The sixth short in Lucasfilm’s animated anthology project Star Wars: Visions Vol 2. is entitled “The Spy Dancer,” and was created by France’s Studio La Cachette (Day Trip to the Aquarium of Doom, Primal). The concept of this gorgeous piece of hand-drawn animation is clearly drawn from various sources, including the 1972 film Cabaret and the 1966 musical on which it was based.
“The Spy Dancer” takes place in a lavish nightclub frequented by members of the Imperial armed forces, including stormtroopers and officers. These troops are welcomed into the club by a young girl named Hétis (voiced by Kaycie Chase from the 2016 Peanuts TV series) and seated in the enormous high-ceilinged dining area for the show, which is being put on by the titular dancer Loi’e (Killing Eve’s Camille Cottin)– who is secretly working for the rebellion. The plan is for Loi’e to plant homing devices on the various Imperial agents in the audience during the show at the behest of a rebel tinkerer named Jon (Lambert Wilson from The Matrix sequels), but Hétis wants to do more– take out the Empire and its occupying forces instead of just tracking their movements. Regardless, Loi’e convinces Hétis to follow the more restrained plan for now, and the show goes off without a hitch until she notices a familiar silhouette in one of the opera-box seats. This moment of recognition triggers a flashback to twenty years earlier when Loi’e had her child stolen by an Imperial officer, and it also causes her to stumble during her high-flying ribbon performance in the present.

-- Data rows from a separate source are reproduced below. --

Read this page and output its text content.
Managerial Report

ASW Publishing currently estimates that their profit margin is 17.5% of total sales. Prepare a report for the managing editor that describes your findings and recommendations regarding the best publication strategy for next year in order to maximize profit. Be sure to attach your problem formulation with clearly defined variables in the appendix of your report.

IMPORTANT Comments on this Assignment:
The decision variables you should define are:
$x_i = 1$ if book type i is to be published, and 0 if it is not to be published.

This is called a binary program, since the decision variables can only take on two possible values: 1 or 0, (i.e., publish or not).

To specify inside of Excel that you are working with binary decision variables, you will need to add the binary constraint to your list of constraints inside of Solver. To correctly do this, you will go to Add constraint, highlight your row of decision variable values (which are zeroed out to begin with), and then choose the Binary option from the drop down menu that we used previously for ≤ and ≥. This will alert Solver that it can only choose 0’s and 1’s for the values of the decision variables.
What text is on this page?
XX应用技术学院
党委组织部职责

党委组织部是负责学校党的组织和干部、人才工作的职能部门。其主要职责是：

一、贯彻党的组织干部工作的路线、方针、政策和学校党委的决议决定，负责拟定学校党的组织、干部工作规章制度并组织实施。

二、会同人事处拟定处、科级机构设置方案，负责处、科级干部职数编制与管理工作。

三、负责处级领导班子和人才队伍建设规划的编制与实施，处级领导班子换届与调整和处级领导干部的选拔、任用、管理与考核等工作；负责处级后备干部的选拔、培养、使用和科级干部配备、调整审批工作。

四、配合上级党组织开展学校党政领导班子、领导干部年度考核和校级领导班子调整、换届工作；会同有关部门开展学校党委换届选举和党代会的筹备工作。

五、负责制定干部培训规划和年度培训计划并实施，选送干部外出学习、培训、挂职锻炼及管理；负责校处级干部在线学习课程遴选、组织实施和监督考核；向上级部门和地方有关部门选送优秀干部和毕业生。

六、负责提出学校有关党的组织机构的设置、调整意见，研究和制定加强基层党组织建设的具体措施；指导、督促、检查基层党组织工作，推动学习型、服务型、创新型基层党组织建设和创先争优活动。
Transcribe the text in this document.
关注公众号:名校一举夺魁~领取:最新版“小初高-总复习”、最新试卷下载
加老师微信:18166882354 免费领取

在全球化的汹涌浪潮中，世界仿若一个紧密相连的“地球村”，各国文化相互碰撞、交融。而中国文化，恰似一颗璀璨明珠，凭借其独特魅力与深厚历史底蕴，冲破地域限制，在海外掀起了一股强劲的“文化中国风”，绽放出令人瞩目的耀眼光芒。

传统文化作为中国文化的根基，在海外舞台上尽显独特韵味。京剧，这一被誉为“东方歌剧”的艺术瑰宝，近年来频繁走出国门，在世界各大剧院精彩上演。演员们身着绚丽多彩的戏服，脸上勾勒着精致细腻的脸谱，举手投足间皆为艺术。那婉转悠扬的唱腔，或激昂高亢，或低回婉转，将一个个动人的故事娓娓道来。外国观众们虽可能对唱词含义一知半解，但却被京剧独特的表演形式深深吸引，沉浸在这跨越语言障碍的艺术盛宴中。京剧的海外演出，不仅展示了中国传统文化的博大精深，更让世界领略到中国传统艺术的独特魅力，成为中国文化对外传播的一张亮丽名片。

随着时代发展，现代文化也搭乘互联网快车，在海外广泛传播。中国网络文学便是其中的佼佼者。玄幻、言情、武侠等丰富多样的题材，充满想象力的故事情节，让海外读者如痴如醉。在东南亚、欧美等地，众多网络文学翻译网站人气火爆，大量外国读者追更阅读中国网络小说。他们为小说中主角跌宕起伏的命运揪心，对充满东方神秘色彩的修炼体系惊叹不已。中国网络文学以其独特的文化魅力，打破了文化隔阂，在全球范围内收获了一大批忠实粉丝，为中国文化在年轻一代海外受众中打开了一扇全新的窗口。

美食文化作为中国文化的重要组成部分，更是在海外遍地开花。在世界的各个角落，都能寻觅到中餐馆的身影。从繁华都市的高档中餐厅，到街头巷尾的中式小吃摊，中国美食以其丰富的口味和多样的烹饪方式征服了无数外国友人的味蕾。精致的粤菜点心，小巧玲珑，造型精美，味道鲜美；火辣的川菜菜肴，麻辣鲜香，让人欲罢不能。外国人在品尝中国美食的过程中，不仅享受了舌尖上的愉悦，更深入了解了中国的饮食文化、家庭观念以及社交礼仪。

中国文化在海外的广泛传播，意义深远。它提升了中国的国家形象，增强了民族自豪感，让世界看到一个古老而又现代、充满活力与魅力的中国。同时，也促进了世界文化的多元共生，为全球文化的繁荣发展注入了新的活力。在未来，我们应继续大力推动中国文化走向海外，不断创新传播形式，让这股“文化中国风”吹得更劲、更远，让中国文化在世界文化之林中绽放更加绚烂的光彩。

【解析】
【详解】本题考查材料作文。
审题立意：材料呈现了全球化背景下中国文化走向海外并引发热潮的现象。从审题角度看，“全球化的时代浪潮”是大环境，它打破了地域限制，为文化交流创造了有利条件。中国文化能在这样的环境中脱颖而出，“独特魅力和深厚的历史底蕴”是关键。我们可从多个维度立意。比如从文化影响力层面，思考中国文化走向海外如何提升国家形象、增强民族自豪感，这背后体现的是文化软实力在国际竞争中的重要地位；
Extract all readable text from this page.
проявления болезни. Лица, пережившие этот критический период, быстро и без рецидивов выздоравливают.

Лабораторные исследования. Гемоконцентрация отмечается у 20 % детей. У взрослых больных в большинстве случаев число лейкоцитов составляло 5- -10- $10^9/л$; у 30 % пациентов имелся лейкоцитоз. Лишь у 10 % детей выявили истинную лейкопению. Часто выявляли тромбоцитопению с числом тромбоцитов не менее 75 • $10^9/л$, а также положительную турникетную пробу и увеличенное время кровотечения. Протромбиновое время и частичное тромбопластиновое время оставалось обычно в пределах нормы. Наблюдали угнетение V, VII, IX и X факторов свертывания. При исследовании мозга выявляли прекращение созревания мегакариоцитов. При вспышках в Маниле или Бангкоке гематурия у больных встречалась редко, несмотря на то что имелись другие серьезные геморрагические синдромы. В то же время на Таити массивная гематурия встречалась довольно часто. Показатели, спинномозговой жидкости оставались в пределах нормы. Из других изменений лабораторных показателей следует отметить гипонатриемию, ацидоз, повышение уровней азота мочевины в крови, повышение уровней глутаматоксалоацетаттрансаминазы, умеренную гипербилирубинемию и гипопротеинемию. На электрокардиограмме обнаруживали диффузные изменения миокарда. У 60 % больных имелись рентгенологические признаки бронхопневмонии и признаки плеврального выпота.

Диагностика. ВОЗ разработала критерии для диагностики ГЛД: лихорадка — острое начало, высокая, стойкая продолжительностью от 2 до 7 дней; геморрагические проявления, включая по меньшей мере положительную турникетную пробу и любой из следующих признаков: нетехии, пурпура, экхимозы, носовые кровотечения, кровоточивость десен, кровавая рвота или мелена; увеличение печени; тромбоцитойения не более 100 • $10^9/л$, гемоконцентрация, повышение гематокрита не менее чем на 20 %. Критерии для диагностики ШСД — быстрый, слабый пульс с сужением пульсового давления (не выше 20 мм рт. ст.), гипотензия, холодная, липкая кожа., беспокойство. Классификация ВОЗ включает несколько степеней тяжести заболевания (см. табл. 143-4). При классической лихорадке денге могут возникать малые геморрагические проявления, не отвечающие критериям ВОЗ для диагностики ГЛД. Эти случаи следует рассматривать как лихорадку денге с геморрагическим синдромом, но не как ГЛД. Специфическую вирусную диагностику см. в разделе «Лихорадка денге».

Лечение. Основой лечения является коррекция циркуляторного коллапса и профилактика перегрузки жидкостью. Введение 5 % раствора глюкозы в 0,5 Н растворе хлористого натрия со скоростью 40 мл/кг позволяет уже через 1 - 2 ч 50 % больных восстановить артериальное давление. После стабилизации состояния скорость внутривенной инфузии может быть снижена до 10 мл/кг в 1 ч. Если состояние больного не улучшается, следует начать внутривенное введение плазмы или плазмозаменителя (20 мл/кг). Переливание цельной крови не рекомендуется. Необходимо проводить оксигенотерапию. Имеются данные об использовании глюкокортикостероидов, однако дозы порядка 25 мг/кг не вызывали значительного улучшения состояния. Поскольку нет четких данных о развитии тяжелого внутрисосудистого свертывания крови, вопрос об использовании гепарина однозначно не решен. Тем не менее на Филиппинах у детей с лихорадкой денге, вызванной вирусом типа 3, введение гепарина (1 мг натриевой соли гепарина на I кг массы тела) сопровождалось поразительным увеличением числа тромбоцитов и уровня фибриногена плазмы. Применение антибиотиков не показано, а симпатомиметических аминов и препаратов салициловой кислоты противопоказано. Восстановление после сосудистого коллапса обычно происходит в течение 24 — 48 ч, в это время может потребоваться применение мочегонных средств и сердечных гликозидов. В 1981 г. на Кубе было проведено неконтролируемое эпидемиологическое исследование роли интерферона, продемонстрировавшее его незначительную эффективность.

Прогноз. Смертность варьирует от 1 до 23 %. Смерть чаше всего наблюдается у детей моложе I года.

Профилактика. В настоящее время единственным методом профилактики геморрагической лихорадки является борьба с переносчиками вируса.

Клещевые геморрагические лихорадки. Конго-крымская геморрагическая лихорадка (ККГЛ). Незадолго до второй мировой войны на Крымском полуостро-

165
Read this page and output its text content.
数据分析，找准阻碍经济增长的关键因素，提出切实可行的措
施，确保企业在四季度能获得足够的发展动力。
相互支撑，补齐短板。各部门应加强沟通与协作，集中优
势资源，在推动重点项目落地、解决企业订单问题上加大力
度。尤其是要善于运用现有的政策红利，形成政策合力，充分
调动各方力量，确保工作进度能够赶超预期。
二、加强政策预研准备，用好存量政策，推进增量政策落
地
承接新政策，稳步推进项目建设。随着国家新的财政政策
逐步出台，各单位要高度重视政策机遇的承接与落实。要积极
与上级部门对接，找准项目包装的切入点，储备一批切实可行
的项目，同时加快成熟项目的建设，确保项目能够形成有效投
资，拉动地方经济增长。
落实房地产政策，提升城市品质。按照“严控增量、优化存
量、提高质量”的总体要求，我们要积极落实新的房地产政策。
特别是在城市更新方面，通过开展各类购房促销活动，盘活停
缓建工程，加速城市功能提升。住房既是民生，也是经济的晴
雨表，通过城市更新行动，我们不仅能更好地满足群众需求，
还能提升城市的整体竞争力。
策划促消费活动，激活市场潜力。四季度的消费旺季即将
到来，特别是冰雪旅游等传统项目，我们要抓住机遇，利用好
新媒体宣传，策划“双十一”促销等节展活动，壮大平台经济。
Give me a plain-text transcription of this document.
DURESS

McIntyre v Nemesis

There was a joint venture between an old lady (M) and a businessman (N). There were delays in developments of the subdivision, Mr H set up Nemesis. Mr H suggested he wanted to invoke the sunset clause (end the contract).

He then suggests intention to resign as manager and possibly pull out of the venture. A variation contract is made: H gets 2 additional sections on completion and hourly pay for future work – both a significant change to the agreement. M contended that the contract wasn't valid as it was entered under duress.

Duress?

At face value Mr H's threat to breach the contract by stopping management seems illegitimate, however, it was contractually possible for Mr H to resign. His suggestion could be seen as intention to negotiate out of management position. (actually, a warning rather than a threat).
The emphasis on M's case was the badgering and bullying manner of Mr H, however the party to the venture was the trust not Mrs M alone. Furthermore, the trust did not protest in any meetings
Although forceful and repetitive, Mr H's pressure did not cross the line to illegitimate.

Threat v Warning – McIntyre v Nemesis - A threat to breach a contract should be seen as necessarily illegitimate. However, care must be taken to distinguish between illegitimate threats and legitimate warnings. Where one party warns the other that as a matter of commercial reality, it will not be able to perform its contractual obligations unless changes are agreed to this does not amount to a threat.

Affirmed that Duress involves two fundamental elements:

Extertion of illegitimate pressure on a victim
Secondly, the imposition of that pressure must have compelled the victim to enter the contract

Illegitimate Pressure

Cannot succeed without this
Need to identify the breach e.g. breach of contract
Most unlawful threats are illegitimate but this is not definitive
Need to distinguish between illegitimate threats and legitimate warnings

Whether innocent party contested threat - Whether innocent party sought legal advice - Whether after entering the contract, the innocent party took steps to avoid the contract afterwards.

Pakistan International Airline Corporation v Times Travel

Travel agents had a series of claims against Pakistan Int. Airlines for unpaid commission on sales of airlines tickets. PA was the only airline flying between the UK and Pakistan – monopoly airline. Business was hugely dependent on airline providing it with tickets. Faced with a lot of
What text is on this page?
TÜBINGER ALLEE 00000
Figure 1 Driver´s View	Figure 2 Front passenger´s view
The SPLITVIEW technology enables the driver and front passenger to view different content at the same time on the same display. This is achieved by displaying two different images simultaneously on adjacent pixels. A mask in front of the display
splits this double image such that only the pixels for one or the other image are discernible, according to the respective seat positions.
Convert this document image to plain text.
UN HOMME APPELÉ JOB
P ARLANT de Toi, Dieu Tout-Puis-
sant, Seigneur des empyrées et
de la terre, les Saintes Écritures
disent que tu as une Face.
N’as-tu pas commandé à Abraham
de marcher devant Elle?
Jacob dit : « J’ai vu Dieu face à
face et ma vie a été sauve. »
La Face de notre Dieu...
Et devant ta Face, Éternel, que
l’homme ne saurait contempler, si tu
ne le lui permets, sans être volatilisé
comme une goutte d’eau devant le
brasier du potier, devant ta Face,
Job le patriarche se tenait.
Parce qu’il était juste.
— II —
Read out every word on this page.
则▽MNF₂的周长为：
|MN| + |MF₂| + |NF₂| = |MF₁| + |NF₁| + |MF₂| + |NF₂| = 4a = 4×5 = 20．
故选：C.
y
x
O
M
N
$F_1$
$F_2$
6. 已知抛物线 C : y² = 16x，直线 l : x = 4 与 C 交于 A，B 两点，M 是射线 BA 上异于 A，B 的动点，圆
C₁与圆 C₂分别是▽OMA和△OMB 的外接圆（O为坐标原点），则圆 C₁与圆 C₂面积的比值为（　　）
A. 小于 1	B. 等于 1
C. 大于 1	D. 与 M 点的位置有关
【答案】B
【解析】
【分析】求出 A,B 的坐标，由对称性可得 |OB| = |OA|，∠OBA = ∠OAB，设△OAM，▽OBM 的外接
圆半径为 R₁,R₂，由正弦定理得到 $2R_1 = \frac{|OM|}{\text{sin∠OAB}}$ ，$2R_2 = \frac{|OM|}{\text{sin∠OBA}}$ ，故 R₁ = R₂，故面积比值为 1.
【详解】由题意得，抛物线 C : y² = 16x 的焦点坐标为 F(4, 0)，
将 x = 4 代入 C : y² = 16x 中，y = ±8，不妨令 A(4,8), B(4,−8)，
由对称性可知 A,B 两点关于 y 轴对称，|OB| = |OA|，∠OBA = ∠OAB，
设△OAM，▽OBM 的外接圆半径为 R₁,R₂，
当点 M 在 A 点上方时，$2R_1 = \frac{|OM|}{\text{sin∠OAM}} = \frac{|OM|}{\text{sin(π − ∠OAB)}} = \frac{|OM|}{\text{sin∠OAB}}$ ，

Thanks to the help of Hétis, she recovers, but she still tells all of her allies to flee, and then makes an attempt on the life of the man in the opera box. But as her blade goes for his throat, she realizes he’s not who she initially thought he was. This leads to the climactic revelation that Loi’e’s kidnapped son has grown up to follow in his abuctee’s footsteps, becoming a feared officer for the Empire. The story itself is quite dramatic, but the real draw in “The Spy Dancer” is the jaw-dropping animation, which had me gasping at its ingenuity and originality like the members of the audience at the club. Beyond Cabaret, this short also brings to mind the real-life “spy dancer” Mata Hari, who operated in France during the first World War. But some of my favorite things about it were influenced directly by the Star Wars franchise, like a stunningly rendered KX-series security droid and an adorably diminutive alien conductor who mutters “I have a bad feeling about this” in his native language. This is a really beautiful, outside-the-box example of what animators can come up with when given free reign to operate in the Star Wars playground.
My Vol. 2 ranking so far:
1 – “I Am Your Mother”
2 – “Screecher’s Reach”
3 – “The Spy Dancer”
4 – “In the Stars”
5 – “Sith”
6 – “Journey to the Dark Head”
Star Wars: Visions Vol. 2 is now streaming in its entirety, exclusively via Disney+.